Anche il ministero degli Esteri romeno ha respinto ieri le dichiarazioni della Russia in merito alla presenza militare alleata sul fianco orientale della Nato, che ritiene “inappropriate e infondate”. La diplomazia di Bucarest ha ricordato in un comunicato stampa che la presenza della Nato negli Stati alleati, che è il risultato di decisioni prese al più alto livello dai leader alleati e attuate dalle strutture politiche e militari responsabili di ciò, è una reazione strettamente difensiva al comportamento “sempre più aggressivo” della Federazione Russa nel vicinato orientale, soprattutto dal 2014, quando il territorio ucraino della Crimea è stato “occupato illegalmente” dalla Russia, ha sostenuto il dicastero romeno. “Questo comportamento continua a intensificarsi oggi, nonostante i tentativi della Nato di impegnarsi in un dialogo costruttivo”, si legge ancora nel comunicato. Il ministero romeno ha sottolineato che la richiesta di ridurre la posizione delle forze Nato in tutti gli Stati dell’Alleanza che hanno aderito dopo il 1997, comprese le truppe, secondo i requisiti di Mosca è già nelle proposte di sicurezza europee della Russia, rese pubbliche nel dicembre 2021. “Questa richiesta è già stata respinta inequivocabilmente in quanto inaccettabile dall’Alleanza Nord atlantica sia pubblicamente che nel dialogo Nato con Russia e rispettivamente Stati Uniti-Russia. Tale richiesta è inammissibile e non negoziabile, dato che la posizione di deterrenza e difesa è direttamente connessa, ed è parte intrinseca, del meccanismo di difesa collettiva della Nato, sul quale nessun Paese terzo può avere diritto di veto. Gli alleati hanno affermato con forza che continueranno la loro politica di rafforzamento della sicurezza e della difesa collettiva, anche attraverso la presenza di truppe alleate sul territorio degli alleati orientali”, ha concluso il ministero romeno.

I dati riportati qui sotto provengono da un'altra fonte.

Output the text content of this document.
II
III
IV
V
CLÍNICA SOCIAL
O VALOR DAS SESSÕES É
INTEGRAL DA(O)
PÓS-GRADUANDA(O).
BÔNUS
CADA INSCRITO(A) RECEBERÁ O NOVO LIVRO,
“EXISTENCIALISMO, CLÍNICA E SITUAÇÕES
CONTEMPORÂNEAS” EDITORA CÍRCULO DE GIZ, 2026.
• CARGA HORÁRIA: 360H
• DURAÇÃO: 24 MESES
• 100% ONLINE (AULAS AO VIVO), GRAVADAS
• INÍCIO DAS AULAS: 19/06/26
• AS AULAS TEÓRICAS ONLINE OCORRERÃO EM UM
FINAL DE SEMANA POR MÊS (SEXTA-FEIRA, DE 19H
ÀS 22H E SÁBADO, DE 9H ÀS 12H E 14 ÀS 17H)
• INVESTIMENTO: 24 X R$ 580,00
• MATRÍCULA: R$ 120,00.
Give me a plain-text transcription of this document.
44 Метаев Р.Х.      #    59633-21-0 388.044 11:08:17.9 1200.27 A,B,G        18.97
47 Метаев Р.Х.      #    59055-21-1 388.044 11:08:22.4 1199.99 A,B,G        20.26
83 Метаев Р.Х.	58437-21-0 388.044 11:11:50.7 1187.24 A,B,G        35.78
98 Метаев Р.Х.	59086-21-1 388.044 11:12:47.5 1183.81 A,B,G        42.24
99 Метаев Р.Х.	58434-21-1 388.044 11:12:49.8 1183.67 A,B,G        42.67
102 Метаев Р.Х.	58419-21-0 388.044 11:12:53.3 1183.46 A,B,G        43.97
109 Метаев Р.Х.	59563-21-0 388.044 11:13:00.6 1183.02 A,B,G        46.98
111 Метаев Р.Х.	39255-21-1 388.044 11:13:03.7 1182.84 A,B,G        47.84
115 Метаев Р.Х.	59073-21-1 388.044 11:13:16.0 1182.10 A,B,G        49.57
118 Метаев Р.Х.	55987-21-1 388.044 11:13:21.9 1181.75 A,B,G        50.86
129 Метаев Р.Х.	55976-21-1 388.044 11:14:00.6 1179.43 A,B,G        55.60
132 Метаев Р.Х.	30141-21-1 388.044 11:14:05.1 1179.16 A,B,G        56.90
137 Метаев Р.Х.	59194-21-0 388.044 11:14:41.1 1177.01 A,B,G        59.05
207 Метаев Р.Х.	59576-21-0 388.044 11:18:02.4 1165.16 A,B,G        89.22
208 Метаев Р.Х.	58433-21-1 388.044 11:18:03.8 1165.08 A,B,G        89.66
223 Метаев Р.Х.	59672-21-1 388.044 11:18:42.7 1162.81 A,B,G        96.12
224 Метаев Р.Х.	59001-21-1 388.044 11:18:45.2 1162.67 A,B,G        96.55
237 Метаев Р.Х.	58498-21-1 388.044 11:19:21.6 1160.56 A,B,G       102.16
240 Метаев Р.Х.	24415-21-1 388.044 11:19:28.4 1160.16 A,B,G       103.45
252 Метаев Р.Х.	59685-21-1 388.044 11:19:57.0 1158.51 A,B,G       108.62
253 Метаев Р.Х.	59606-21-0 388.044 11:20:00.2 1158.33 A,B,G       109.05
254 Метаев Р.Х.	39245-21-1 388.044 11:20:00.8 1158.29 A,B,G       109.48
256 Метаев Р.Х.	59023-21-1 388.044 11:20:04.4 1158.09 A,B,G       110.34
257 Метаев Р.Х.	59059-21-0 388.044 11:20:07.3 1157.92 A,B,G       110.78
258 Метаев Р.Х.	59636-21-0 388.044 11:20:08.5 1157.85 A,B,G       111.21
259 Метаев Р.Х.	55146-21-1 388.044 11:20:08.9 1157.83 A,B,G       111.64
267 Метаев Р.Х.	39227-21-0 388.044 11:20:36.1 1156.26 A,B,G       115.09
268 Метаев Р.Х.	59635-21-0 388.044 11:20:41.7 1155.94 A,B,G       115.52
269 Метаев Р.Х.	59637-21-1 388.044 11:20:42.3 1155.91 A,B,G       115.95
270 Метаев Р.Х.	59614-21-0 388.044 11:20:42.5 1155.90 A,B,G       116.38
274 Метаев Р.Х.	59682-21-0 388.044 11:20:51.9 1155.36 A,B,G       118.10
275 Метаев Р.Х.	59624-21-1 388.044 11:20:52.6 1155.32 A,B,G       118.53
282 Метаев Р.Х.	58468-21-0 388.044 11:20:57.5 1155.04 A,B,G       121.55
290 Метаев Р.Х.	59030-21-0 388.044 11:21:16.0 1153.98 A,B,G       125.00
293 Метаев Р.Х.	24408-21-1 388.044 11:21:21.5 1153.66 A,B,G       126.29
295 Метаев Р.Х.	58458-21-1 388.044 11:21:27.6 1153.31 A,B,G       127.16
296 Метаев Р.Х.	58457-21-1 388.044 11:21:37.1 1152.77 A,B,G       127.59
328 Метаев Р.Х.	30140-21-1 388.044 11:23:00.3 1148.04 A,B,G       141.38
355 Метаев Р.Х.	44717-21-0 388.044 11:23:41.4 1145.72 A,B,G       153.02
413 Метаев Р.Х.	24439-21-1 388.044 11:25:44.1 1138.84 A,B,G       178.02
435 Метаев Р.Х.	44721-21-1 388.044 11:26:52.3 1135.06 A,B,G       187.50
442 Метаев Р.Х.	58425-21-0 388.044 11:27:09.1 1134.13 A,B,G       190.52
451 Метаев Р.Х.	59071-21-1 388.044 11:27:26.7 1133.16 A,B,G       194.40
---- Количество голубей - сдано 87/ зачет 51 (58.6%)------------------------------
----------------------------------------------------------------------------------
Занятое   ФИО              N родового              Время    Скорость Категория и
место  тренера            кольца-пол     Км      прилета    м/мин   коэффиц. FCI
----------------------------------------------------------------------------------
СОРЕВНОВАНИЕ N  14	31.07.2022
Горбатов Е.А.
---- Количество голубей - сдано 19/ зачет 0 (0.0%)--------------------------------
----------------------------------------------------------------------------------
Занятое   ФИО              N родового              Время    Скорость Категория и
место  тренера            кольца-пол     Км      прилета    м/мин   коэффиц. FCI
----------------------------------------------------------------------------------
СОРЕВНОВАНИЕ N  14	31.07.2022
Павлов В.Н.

Non c’è modo di negoziare il ritiro delle truppe Nato dalla Romania e dalla Bulgaria, come richiesto dalla Russia, ha detto da parte sua ieri il vice segretario generale della Nato, Mircea Geoana, in un’intervista esclusiva all’emittente televisiva romena “Didi24” dopo che Mosca ha chiesto il ritiro dell’Alleanza da Romania e Bulgaria. “È compito della Nato stabilire dove e in quale configurazione, a seconda delle esigenze di sicurezza, collocare la presenza militare nei Paesi della Nato”, ha affermato Geoana. “La nostra risposta è stata e rimane altrettanto chiara e trasparente: non c’è modo di negoziare, di compromettere la posizione militare alleata sul territorio della Nato. Questo non è un problema della Federazione Russa, così come noi non diciamo alla Russia dove mettere o meno le proprie forze sul territorio nazionale”, ha aggiunto. Quello che chiede Mosca “è anacronistico”, un ritorno a temi “complicati” nella storia europea, “l’idea che si possa minacciare con un’incursione militare uno Stato vicino, sovrano, indipendente e democratico in Europa”. “Questa è la vera linea rossa, non quella che dice il capo della diplomazia di Mosca”, ha detto Geoana.

Come ha affermato ieri il ministero degli Esteri russo, le proposte fatte agli Stati Uniti sulle garanzie di sicurezza in Europa includono il ritiro delle truppe della Nato da Bulgaria e Romania, che aderirono all’Alleanza atlantica dopo il 1997. Mosca chiede dunque alla Nato di tornare alla configurazione del 1997. “Il testo dei pilastri delle nostre iniziative è stato volutamente formulato in modo molto chiaro e non ammette interpretazioni ambigue”, ha sottolineato il dicastero, ribadendo come sia necessario il ritiro delle forze straniere, degli equipaggiamenti e delle armi da quei Paesi che non erano membri del Patto atlantico alla data specificata.